Mycroft said:I mentioned earlier in the thread where they prayed over medical records sorted randomly into two stacks one to be prayed over and one for a control and went back to check on the outcomes of the patients, those whose medical records were prayed over fared much better. The catch is that the prayers didn't take place until 10 years after all the patients had been discharged
Unless it's been set up in a way that DAT is excluded (someone had to decide which records went in which stack, or which tech/moment to use to decide) that'd get some critique, but it's still fascinating. One of my first books on metaphysics, I can't remember the name but it was by a preacher that arranged congregational volunteers to pray over plants. He tried to make it scientific, you know, rotating the plants and varying assignments and so on. Although he didn't totally succeed in the controls area (compared to a formal lab setting), still his results were very intriguing.

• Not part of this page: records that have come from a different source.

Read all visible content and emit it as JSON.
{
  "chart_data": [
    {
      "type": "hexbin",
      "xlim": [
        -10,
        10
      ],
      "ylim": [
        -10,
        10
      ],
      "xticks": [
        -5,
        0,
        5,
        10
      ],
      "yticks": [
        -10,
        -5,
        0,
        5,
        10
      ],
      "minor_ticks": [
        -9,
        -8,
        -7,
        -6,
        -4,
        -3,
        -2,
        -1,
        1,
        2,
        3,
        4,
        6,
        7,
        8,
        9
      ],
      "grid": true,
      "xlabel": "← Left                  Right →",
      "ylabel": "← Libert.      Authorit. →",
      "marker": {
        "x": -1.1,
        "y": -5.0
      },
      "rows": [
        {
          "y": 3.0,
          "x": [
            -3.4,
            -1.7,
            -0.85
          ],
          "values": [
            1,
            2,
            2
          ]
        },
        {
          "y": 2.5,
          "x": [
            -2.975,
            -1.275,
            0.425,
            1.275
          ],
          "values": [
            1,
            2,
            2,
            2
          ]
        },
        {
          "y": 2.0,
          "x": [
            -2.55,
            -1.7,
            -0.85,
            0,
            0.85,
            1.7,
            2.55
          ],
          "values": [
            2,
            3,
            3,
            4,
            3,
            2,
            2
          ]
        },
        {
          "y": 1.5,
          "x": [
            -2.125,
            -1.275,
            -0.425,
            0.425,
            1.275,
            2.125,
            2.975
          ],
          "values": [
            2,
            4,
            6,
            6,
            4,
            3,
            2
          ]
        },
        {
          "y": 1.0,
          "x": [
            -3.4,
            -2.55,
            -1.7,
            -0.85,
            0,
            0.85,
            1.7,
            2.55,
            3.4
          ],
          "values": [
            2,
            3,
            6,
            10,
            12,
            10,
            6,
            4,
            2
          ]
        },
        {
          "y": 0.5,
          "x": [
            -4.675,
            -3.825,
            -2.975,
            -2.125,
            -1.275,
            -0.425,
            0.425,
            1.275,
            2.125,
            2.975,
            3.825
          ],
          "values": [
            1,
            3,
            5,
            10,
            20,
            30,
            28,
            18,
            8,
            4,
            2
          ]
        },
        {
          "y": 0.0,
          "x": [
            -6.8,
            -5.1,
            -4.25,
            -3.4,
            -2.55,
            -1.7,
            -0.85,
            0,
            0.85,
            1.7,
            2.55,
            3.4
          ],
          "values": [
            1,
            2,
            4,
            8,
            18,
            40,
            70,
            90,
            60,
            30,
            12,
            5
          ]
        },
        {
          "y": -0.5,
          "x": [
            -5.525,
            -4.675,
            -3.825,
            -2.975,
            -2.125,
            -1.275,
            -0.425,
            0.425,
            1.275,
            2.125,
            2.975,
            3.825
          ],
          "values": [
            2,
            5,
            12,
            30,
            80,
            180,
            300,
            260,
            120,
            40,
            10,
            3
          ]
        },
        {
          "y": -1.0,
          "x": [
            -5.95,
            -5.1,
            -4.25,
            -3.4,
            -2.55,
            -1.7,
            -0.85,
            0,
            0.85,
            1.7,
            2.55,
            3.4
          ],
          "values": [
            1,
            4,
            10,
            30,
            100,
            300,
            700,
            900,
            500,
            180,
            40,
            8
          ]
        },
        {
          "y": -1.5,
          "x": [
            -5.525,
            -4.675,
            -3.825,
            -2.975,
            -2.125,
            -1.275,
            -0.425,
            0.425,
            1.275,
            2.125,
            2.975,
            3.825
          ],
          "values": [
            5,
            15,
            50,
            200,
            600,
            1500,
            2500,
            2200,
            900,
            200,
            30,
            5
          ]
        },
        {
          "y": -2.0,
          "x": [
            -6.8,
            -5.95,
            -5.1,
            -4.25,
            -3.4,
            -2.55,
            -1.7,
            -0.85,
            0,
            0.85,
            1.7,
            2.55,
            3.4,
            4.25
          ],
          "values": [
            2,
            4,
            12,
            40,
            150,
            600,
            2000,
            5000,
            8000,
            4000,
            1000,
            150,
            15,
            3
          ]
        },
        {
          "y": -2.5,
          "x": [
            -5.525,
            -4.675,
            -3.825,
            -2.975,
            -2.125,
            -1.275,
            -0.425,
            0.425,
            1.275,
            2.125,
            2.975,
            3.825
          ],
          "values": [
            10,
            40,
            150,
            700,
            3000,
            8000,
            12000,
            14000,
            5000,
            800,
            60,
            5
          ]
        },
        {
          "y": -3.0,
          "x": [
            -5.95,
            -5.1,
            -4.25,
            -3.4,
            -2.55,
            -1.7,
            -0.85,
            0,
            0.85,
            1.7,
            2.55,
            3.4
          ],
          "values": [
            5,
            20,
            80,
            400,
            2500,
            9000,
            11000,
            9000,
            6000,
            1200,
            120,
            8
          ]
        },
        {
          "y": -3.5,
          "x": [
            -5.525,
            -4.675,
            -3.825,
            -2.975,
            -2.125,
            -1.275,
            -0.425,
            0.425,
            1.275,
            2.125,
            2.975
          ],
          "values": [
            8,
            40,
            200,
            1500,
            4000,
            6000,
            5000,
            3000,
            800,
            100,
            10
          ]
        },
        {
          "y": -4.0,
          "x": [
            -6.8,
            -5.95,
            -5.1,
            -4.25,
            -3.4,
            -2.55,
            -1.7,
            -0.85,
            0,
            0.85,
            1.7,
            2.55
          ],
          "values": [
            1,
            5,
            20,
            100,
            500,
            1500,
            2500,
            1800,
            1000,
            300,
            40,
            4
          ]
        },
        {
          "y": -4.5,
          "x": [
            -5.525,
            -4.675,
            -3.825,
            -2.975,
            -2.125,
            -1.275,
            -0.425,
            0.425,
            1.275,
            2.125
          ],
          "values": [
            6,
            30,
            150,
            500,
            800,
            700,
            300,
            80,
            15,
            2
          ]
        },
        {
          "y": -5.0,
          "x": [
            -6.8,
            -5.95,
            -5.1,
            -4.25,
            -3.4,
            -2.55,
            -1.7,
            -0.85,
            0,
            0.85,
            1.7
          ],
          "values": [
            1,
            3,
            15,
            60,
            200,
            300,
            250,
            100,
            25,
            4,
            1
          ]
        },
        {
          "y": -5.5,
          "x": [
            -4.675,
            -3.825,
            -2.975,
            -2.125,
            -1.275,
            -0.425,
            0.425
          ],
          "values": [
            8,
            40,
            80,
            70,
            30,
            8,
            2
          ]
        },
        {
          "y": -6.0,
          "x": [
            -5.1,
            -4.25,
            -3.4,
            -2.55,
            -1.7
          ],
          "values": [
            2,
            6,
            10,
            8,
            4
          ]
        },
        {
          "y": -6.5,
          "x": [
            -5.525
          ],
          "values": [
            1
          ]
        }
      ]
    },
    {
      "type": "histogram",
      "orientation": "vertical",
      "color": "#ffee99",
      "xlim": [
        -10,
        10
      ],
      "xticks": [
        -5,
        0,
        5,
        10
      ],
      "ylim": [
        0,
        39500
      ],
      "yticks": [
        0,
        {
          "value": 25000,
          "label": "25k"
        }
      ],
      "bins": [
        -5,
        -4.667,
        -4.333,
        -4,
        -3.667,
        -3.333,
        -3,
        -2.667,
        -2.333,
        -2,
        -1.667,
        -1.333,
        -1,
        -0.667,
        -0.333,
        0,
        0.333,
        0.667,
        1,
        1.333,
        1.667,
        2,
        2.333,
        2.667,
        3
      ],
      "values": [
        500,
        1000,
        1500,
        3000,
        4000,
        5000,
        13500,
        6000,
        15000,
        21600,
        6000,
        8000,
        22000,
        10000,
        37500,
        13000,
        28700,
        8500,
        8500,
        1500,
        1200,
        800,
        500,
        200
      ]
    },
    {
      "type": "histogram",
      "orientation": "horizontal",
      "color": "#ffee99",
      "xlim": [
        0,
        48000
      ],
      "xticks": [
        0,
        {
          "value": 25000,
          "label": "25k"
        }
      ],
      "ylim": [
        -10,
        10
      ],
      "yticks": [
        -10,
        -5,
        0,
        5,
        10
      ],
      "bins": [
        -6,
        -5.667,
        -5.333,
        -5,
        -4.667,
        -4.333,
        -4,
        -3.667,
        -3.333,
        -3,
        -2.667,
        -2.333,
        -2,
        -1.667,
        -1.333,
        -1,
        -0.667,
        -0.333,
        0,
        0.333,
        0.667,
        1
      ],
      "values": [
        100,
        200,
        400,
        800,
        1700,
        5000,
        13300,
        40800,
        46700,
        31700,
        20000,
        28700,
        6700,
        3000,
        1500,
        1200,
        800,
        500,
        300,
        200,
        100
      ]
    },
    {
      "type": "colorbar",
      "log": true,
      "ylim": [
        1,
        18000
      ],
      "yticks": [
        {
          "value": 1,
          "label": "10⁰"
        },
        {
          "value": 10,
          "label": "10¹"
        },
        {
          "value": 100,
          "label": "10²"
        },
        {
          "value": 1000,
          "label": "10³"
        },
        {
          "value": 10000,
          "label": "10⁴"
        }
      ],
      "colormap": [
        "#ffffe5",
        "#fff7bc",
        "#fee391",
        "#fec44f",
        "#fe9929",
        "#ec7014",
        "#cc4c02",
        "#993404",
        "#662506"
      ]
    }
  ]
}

I read some stuff on the topic later (we are now reaching back into the paleolithic era, when I was a late teen) and one of the interesting things (related to 'prayer over plants') was that there seemed to be an 'effect' more related to someone's "attention" toward the plant -- positive or _negative_ -- than to what that attention was, really; as if any attention was good. That made me think that it was kind of an interesting throwback to Mesmer, who was quite SERIOUS about 'the fluid of the stars' and the 'energy' -- chi, we'd call it (but that's all been whitewashed into someone talking gently to you now, as if that's what hypnosis was in 1880 or something).
Humans "pay" attention, as I say (in magickal/metaphysical situations). To me that's interesting since it seems like when attempting to experiment on something, maybe the 'result-of-intent' is not always as clear as simply 'the result-of-attention'. What I'm trying (badly) to say is that maybe in this kind of experiment it's less important "what" happens as that "something, anything" happens. At least as a place to start.
I think psi is in a difficult situation that reminds me of an old saying I liked:
At first setting down as a fact fundamental
That nothing, with God, can be accidental.
You could throw 'psi' in there instead of God and have the same (though less benign) dynamic. If psi is real and if reality is if anything composed of its interactions, then there's pretty much no such thing as truly random, accidental, chance, luck, etc. once someone is paying attention to something. (In fact, even measuring to prove there is, could merely arrange situations according to the leading manager of the effort, to demonstrate that there IS chance, this itself being an effect, LOL.)
I once wrote about the alien situation that the whole thing was "so confusing that even the ancient philosophers would have thrown up their hands and got real jobs." I think some elements of psi have that level of boggling!